The Greenbank Farm was a special gathering place for Native Americans from prehistoric and historic times, probably because of its location at an unusually narrow juncture of Whidbey Island and its attraction for hunting, fishing and trading.
- The Calvin Philips family owned and operated a family farm at Greenbank in the early 1900’s, harvesting trees and maintaining a dairy herd. The main barn at the Farm dates from 1904 and the other buildings replicate farm buildings of the early 1900’s.
- In the 1940’s the property, which then consisted of 522 acres of fields and woodlands, was sold to John Molz, who introduced loganberries and built the Farm into the largest loganberry farm in the United States by 1970.

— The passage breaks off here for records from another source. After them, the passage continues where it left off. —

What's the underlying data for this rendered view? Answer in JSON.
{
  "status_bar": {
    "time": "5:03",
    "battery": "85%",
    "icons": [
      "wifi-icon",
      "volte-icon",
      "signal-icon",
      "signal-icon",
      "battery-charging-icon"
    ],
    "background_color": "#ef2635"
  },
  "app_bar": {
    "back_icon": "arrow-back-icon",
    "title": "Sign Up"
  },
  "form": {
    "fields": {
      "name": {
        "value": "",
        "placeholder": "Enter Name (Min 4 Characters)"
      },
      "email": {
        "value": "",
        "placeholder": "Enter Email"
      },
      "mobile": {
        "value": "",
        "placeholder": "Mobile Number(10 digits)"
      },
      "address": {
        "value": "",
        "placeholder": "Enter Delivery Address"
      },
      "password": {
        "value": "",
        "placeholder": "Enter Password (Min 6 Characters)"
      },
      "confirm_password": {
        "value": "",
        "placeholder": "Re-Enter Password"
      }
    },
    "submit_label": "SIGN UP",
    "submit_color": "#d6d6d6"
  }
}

- Chateau Ste. Michelle acquired the property in the early 1970s in connection with the purchase of the wine company. In 1995 the company shocked the local community with plans to sell the property for residential lot development. In 1995–1997 residents, islanders and friends rallied to save the farm!
- In 1997, a consortium consisting of Island County, the Nature Conservancy and the Port of Coupeville purchased the 522-acre property, the Port acquiring the 151-acre operating farm and the other parties acquiring the adjacent woodlands.
Though some might argue that Greenbank should be designated as part of central Whidbey, there are many who consider it the topmost border of south Whidbey, beginning with the Greenbank Farm, which used to be the Philips Dairy Farm.